KOLAKA — Pemerintah Kabupaten Kolaka menggelar Rapat Koordinasi Penanggulangan Kemiskinan Daerah untuk memperkuat sinergi lintas sektor dalam menekan angka kemiskinan. Rapat yang berlangsung pada Selasa (14/7/2026) itu dihadiri Kepala Bappeda Provinsi Sulawesi Tenggara, Mustakim Darwis, serta unsur Forkopimda dan pemangku kepentingan lainnya.
Rapat dipimpin Sekretaris Daerah Kabupaten Kolaka, Akbar. Ia menegaskan bahwa pengentasan kemiskinan menjadi prioritas utama pembangunan daerah yang harus dilaksanakan secara terpadu, berkelanjutan, dan tepat sasaran.
Berdasarkan hasil evaluasi terbaru, angka kemiskinan di Kabupaten Kolaka terus menunjukkan tren penurunan signifikan. Dari 11,80 persen pada 2023, turun menjadi 11,67 persen pada 2024, dan pada periode Oktober 2025 mencapai 10,19 persen—melampaui target RPJMD sebesar 10,50 persen.
Capaian ini menjadi indikator positif atas efektivitas berbagai program yang dijalankan Pemkab Kolaka. Namun, Akbar mengingatkan agar seluruh pihak tidak berpuas diri dan terus memperkuat koordinasi.
Pemerintah Kabupaten Kolaka mengandalkan sejumlah program unggulan melalui visi Kolaka BERAMAL untuk meningkatkan kesejahteraan masyarakat.

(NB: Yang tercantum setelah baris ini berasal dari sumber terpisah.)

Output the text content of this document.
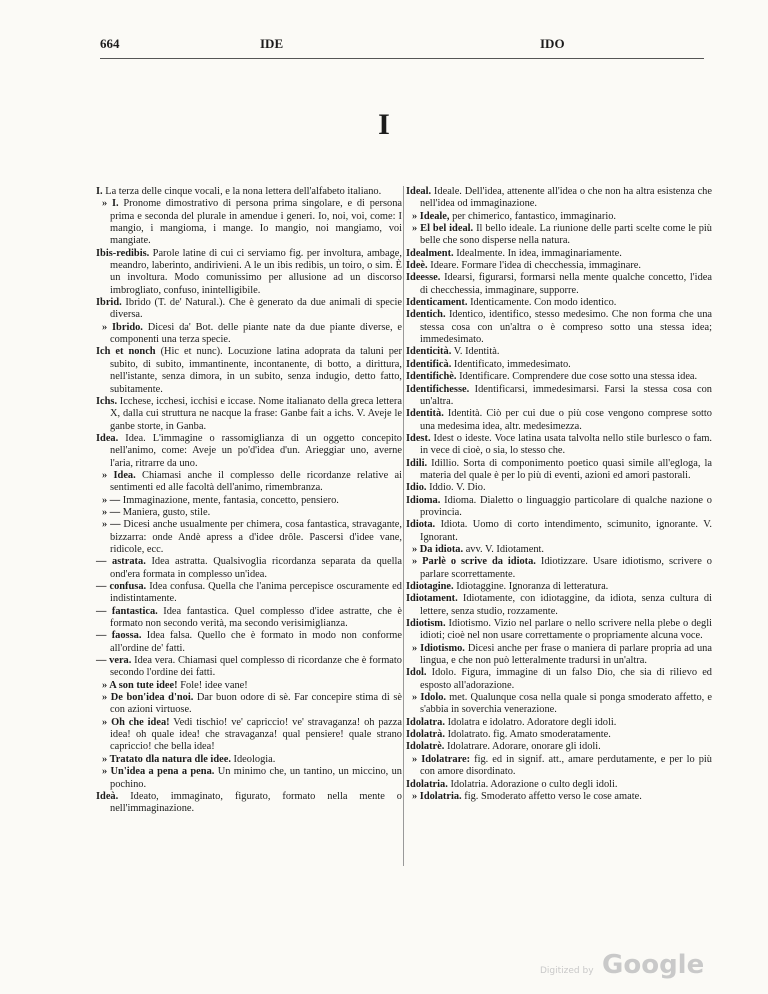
664	IDE	IDO
I

I. La terza delle cinque vocali, e la nona lettera dell'alfabeto italiano.

» I. Pronome dimostrativo di persona prima singolare, e di persona prima e seconda del plurale in amendue i generi. Io, noi, voi, come: I mangio, i mangioma, i mange. Io mangio, noi mangiamo, voi mangiate.

Ibis-redibis. Parole latine di cui ci serviamo fig. per involtura, ambage, meandro, laberinto, andirivieni. A le un ibis redibis, un toiro, o sim. È un involtura. Modo comunissimo per allusione ad un discorso imbrogliato, confuso, inintelligibile.

Ibrid. Ibrido (T. de' Natural.). Che è generato da due animali di specie diversa.

» Ibrido. Dicesi da' Bot. delle piante nate da due piante diverse, e componenti una terza specie.

Ich et nonch (Hic et nunc). Locuzione latina adoprata da taluni per subito, di subito, immantinente, incontanente, di botto, a dirittura, nell'istante, senza dimora, in un subito, senza indugio, detto fatto, subitamente.

Ichs. Icchese, icchesi, icchisi e iccase. Nome italianato della greca lettera X, dalla cui struttura ne nacque la frase: Ganbe fait a ichs. V. Aveje le ganbe storte, in Ganba.

Idea. Idea. L'immagine o rassomiglianza di un oggetto concepito nell'animo, come: Aveje un po'd'idea d'un. Arieggiar uno, averne l'aria, ritrarre da uno.

» Idea. Chiamasi anche il complesso delle ricordanze relative ai sentimenti ed alle facoltà dell'animo, rimembranza.

» — Immaginazione, mente, fantasia, concetto, pensiero.

» — Maniera, gusto, stile.

» — Dicesi anche usualmente per chimera, cosa fantastica, stravagante, bizzarra: onde Andè apress a d'idee drôle. Pascersi d'idee vane, ridicole, ecc.

— astrata. Idea astratta. Qualsivoglia ricordanza separata da quella ond'era formata in complesso un'idea.

— confusa. Idea confusa. Quella che l'anima percepisce oscuramente ed indistintamente.

— fantastica. Idea fantastica. Quel complesso d'idee astratte, che è formato non secondo verità, ma secondo verisimiglianza.

— faossa. Idea falsa. Quello che è formato in modo non conforme all'ordine de' fatti.

— vera. Idea vera. Chiamasi quel complesso di ricordanze che è formato secondo l'ordine dei fatti.

» A son tute idee! Fole! idee vane!

» De bon'idea d'noi. Dar buon odore di sè. Far concepire stima di sè con azioni virtuose.

» Oh che idea! Vedi tischio! ve' capriccio! ve' stravaganza! oh pazza idea! oh quale idea! che stravaganza! qual pensiere! quale strano capriccio! che bella idea!

» Tratato dla natura dle idee. Ideologia.

» Un'idea a pena a pena. Un minimo che, un tantino, un miccino, un pochino.

Ideà. Ideato, immaginato, figurato, formato nella mente o nell'immaginazione.

Ideal. Ideale. Dell'idea, attenente all'idea o che non ha altra esistenza che nell'idea od immaginazione.

» Ideale, per chimerico, fantastico, immaginario.

» El bel ideal. Il bello ideale. La riunione delle parti scelte come le più belle che sono disperse nella natura.

Idealment. Idealmente. In idea, immaginariamente.

Ideè. Ideare. Formare l'idea di checchessia, immaginare.

Ideesse. Idearsi, figurarsi, formarsi nella mente qualche concetto, l'idea di checchessia, immaginare, supporre.

Identicament. Identicamente. Con modo identico.

Identich. Identico, identifico, stesso medesimo. Che non forma che una stessa cosa con un'altra o è compreso sotto una stessa idea; immedesimato.

Identicità. V. Identità.

Identificà. Identificato, immedesimato.

Identifichè. Identificare. Comprendere due cose sotto una stessa idea.

Identifichesse. Identificarsi, immedesimarsi. Farsi la stessa cosa con un'altra.

Identità. Identità. Ciò per cui due o più cose vengono comprese sotto una medesima idea, altr. medesimezza.

Idest. Idest o ideste. Voce latina usata talvolta nello stile burlesco o fam. in vece di cioè, o sia, lo stesso che.

Idili. Idillio. Sorta di componimento poetico quasi simile all'egloga, la materia del quale è per lo più di eventi, azioni ed amori pastorali.

Idio. Iddio. V. Dio.

Idioma. Idioma. Dialetto o linguaggio particolare di qualche nazione o provincia.

Idiota. Idiota. Uomo di corto intendimento, scimunito, ignorante. V. Ignorant.

» Da idiota. avv. V. Idiotament.

» Parlè o scrive da idiota. Idiotizzare. Usare idiotismo, scrivere o parlare scorrettamente.

Idiotagine. Idiotaggine. Ignoranza di letteratura.

Idiotament. Idiotamente, con idiotaggine, da idiota, senza cultura di lettere, senza studio, rozzamente.

Idiotism. Idiotismo. Vizio nel parlare o nello scrivere nella plebe o degli idioti; cioè nel non usare correttamente o propriamente alcuna voce.

» Idiotismo. Dicesi anche per frase o maniera di parlare propria ad una lingua, e che non può letteralmente tradursi in un'altra.

Idol. Idolo. Figura, immagine di un falso Dio, che sia di rilievo ed esposto all'adorazione.

» Idolo. met. Qualunque cosa nella quale si ponga smoderato affetto, e s'abbia in soverchia venerazione.

Idolatra. Idolatra e idolatro. Adoratore degli idoli.

Idolatrà. Idolatrato. fig. Amato smoderatamente.

Idolatrè. Idolatrare. Adorare, onorare gli idoli.

» Idolatrare: fig. ed in signif. att., amare perdutamente, e per lo più con amore disordinato.

Idolatria. Idolatria. Adorazione o culto degli idoli.

» Idolatria. fig. Smoderato affetto verso le cose amate.

Digitized by Google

Program-program tersebut mencakup Kartu Kubisa Beramal, Kartu Pintar Beramal, Kartu Sehat Beramal, Kartu Tani Beramal, dan Kartu Perikanan Beramal.

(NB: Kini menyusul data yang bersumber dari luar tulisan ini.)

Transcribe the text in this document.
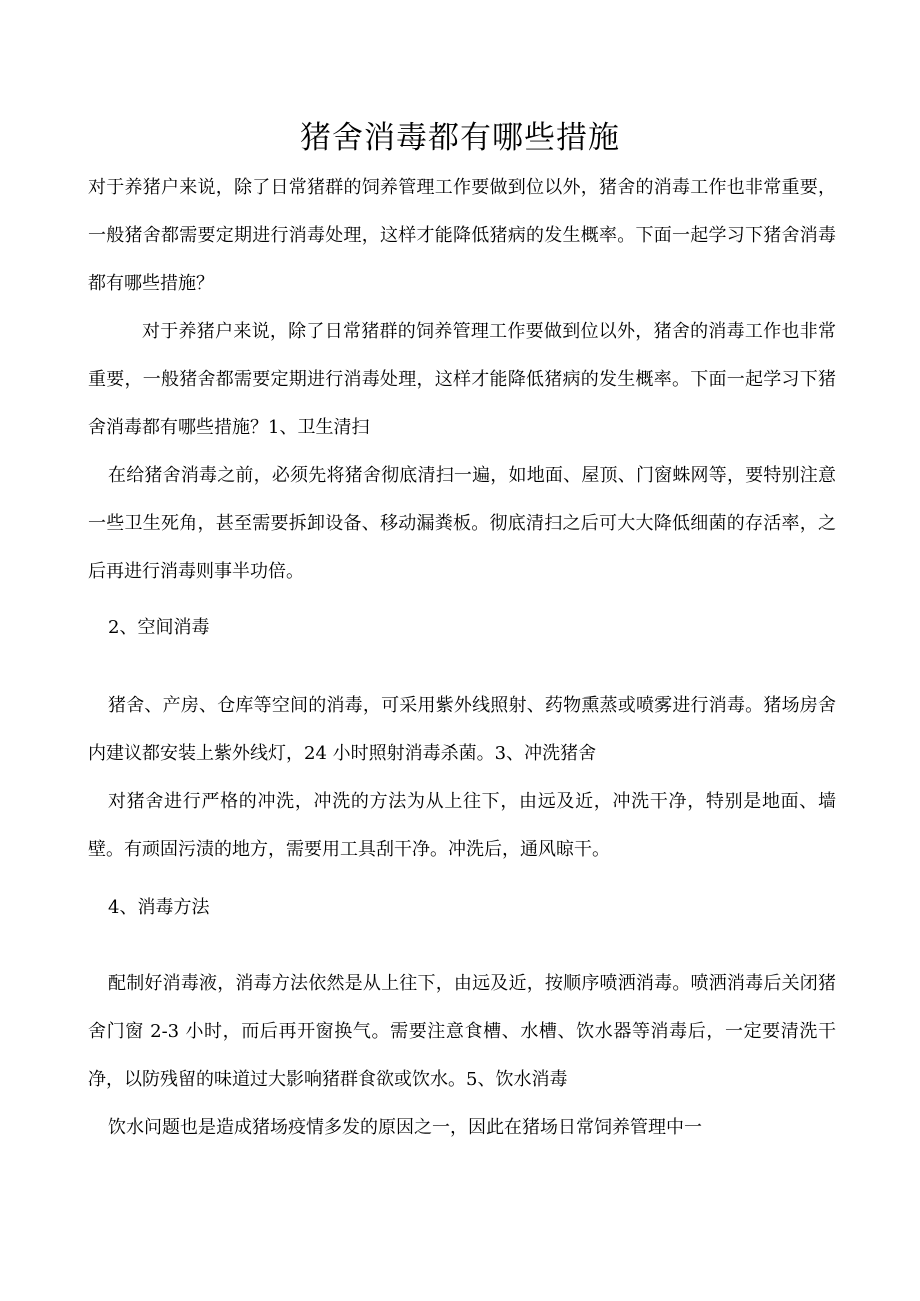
猪舍消毒都有哪些措施

对于养猪户来说，除了日常猪群的饲养管理工作要做到位以外，猪舍的消毒工作也非常重要，一般猪舍都需要定期进行消毒处理，这样才能降低猪病的发生概率。下面一起学习下猪舍消毒都有哪些措施？

对于养猪户来说，除了日常猪群的饲养管理工作要做到位以外，猪舍的消毒工作也非常重要，一般猪舍都需要定期进行消毒处理，这样才能降低猪病的发生概率。下面一起学习下猪舍消毒都有哪些措施？1、卫生清扫

在给猪舍消毒之前，必须先将猪舍彻底清扫一遍，如地面、屋顶、门窗蛛网等，要特别注意一些卫生死角，甚至需要拆卸设备、移动漏粪板。彻底清扫之后可大大降低细菌的存活率，之后再进行消毒则事半功倍。

2、空间消毒

猪舍、产房、仓库等空间的消毒，可采用紫外线照射、药物熏蒸或喷雾进行消毒。猪场房舍内建议都安装上紫外线灯，24 小时照射消毒杀菌。3、冲洗猪舍

对猪舍进行严格的冲洗，冲洗的方法为从上往下，由远及近，冲洗干净，特别是地面、墙壁。有顽固污渍的地方，需要用工具刮干净。冲洗后，通风晾干。

4、消毒方法

配制好消毒液，消毒方法依然是从上往下，由远及近，按顺序喷洒消毒。喷洒消毒后关闭猪舍门窗 2-3 小时，而后再开窗换气。需要注意食槽、水槽、饮水器等消毒后，一定要清洗干净，以防残留的味道过大影响猪群食欲或饮水。5、饮水消毒

饮水问题也是造成猪场疫情多发的原因之一，因此在猪场日常饲养管理中一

Selain itu, ada Program Semarak Beramal, penyediaan Ambulans Beramal, program beasiswa, serta insentif bagi tokoh agama. Pembangunan jalan desa juga menjadi bagian dari komitmen pemerintah dalam mendorong akses ekonomi warga.
“Keberhasilan pembangunan harus diukur dari sejauh mana manfaatnya dirasakan masyarakat, terutama kelompok yang paling membutuhkan. Karena itu, seluruh program penanggulangan kemiskinan harus tepat sasaran dan mampu meningkatkan kualitas hidup masyarakat,” tegas Sekda Akbar dalam forum tersebut.
Ia mengajak seluruh elemen pemerintah, dunia usaha, dan masyarakat untuk terus memperkuat koordinasi dan kolaborasi. “Dengan kebersamaan, kita optimistis mewujudkan Kabupaten Kolaka yang berkeadilan, maju, dan unggul,” katanya.
Melalui rapat koordinasi ini, Pemkab Kolaka berharap seluruh pemangku kepentingan dapat memperkuat komitmen dan menyelaraskan program lintas sektor. Efektivitas pelaksanaan kebijakan penanggulangan kemiskinan dinilai perlu ditingkatkan demi pembangunan yang inklusif di Kabupaten Kolaka.
Forum ini menjadi momentum untuk mengevaluasi program yang sudah berjalan dan merancang langkah-langkah baru agar penurunan angka kemiskinan bisa berkelanjutan.